According to the latest release from Google and Apple, their proposal for a first phase of contact tracing for iPhone and Android devices will work with 3rd-party developer-created apps that'll work with local Public Health Authorities to enact contact tracing in communities around the world. The second phase will ideally be integrated into Android and iOS settings – right at the base.

Per the release from Google and Apple, "In the second phase, available in the coming months, this capability will be introduced at the operating system level to help ensure broad adoption, which is vital to the success of contact tracing. After the operating system update is installed and the user has opted in, the system will send out and listen for the Bluetooth beacons as in the first phase, but without requiring an app to be installed."

How will I be tracked by my iPhone?

Contact Tracing is not the same sort of tracking you'd use if you're sending a friend updates on your GPS location on a map. Instead, Google and Apple's plans are to use Bluetooth and a randomly-assigned ID code for each individual smartphone. As a smartphone detects other smartphones near it via Bluetooth, IDs will be exchanged.

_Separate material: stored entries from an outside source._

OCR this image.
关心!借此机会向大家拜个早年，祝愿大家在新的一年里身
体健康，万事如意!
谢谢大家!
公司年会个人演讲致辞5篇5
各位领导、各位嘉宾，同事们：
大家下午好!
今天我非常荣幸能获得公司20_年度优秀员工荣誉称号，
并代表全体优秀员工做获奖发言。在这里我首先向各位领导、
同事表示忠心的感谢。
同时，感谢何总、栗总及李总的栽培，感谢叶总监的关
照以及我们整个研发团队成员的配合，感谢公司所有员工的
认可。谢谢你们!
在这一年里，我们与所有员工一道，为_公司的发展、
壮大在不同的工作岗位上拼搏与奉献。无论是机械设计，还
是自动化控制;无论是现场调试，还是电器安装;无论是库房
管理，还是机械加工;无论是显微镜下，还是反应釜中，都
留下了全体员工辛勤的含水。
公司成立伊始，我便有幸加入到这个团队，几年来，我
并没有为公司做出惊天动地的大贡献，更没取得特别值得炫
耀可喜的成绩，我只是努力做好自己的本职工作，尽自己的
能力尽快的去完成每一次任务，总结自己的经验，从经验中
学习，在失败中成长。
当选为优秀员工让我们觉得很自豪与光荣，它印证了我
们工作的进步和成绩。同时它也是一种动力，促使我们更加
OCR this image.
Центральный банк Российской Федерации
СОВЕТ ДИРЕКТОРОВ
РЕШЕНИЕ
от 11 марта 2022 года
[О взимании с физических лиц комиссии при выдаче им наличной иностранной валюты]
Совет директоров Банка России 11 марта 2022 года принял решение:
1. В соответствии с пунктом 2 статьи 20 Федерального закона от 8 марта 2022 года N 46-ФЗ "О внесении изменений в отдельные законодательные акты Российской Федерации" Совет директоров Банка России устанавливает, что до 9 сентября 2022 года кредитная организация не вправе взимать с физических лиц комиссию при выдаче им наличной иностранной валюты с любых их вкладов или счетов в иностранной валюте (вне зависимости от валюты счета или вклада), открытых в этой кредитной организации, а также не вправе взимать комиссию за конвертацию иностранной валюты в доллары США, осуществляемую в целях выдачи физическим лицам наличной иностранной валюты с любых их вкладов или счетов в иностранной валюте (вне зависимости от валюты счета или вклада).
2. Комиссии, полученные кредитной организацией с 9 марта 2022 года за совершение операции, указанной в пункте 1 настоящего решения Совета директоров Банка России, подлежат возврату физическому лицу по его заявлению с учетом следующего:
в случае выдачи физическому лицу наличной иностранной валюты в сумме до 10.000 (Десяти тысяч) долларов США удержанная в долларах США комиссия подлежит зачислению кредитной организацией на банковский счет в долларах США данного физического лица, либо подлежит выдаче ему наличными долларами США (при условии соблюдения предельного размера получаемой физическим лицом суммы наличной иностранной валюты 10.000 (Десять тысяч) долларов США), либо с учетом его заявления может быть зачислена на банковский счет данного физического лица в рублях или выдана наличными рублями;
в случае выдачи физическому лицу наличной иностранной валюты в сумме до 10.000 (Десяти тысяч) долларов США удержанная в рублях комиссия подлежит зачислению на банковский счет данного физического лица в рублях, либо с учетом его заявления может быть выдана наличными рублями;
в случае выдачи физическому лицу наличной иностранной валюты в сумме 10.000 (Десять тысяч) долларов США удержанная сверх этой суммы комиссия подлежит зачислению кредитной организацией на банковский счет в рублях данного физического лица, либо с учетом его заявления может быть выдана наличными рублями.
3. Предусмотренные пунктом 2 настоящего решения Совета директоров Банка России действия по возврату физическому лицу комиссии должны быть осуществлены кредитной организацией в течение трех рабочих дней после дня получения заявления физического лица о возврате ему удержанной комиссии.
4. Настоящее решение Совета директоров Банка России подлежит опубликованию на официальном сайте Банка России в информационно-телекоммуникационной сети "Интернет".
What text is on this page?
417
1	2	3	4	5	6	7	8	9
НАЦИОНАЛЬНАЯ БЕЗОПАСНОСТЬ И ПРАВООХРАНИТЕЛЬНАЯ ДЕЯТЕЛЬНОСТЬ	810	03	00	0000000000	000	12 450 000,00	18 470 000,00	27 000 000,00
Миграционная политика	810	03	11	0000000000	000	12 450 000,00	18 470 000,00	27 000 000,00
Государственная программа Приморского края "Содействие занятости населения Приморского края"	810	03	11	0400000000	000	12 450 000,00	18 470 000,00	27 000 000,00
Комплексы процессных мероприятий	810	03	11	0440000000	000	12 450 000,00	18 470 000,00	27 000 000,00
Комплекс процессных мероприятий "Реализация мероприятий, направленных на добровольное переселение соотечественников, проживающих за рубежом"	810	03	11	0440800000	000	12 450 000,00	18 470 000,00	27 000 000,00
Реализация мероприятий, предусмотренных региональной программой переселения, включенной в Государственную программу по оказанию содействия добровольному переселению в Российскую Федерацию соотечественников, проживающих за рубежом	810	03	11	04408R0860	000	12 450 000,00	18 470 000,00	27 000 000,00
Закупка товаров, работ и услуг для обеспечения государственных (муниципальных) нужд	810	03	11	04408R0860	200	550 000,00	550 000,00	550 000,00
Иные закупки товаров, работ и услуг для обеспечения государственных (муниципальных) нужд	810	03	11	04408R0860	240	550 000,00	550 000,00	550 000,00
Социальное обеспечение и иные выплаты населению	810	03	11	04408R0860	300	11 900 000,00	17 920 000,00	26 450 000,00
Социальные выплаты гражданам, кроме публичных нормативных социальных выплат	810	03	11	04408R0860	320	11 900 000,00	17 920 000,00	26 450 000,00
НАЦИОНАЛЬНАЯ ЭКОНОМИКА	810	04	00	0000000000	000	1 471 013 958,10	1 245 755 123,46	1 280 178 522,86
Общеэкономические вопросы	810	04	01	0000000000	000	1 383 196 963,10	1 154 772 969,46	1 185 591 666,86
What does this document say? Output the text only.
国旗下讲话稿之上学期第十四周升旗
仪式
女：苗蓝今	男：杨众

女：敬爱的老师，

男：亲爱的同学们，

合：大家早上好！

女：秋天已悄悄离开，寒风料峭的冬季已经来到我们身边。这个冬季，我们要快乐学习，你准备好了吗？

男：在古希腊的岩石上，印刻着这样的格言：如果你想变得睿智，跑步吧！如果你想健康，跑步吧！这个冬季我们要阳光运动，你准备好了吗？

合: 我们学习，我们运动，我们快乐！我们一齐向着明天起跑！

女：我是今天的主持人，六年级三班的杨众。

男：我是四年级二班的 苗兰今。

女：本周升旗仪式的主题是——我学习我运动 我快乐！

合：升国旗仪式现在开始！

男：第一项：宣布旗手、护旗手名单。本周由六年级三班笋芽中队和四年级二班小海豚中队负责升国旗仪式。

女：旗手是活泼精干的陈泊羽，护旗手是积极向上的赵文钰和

If one smartphone owner tests positive for COVID-19, they'll be able to report to the app that they've tested positive for COVID-19. Upon reporting a COVID-19 infection from one phone, all other phones that've come near that phone in the recent past will be notified.

Every 14 days, the randomly-assigned ID in a Contact Tracing app will be re-randomized. The user can also choose to reset their randomly-assigned ID at any time. Google and Apple have stated that they will not handle collected data, and have created a set of requirements for developers creating COVID-19 exposure notification apps.

Location data will not be collected by Contact Tracing apps. Google and Apple have included "Apps cannot access Location Services" in their list of requirements for developers that wish to have access to Google and Apple's required API to create COVID-19 exposure notification apps.

How to I start contact tracing?

When this article was scheduled to be posted, on May 4th, 2020, there was no official Public Health Authority-sanctioned app available for Apple devices running iOS. The same was true of Android devices. While Apple and Google released imagery of potential UI for said apps, they had not released said apps as of May 4th, 2020.

Official apps for contact tracing will be released soon, ideally. For now, no officially sanctioned system exists for contact tracing with the US government's Public Health Authority.

Once developers work with local Public Health Authorities and create software using Google and Apple API, official contact tracing apps will be released. We're hoping it'll be as simple as Apple and Google make it seem now – but we'll be dealing with government organizations that aren't normally in the business of approving app UI and whatnot – so we'll have to cross our fingers and hope for the best.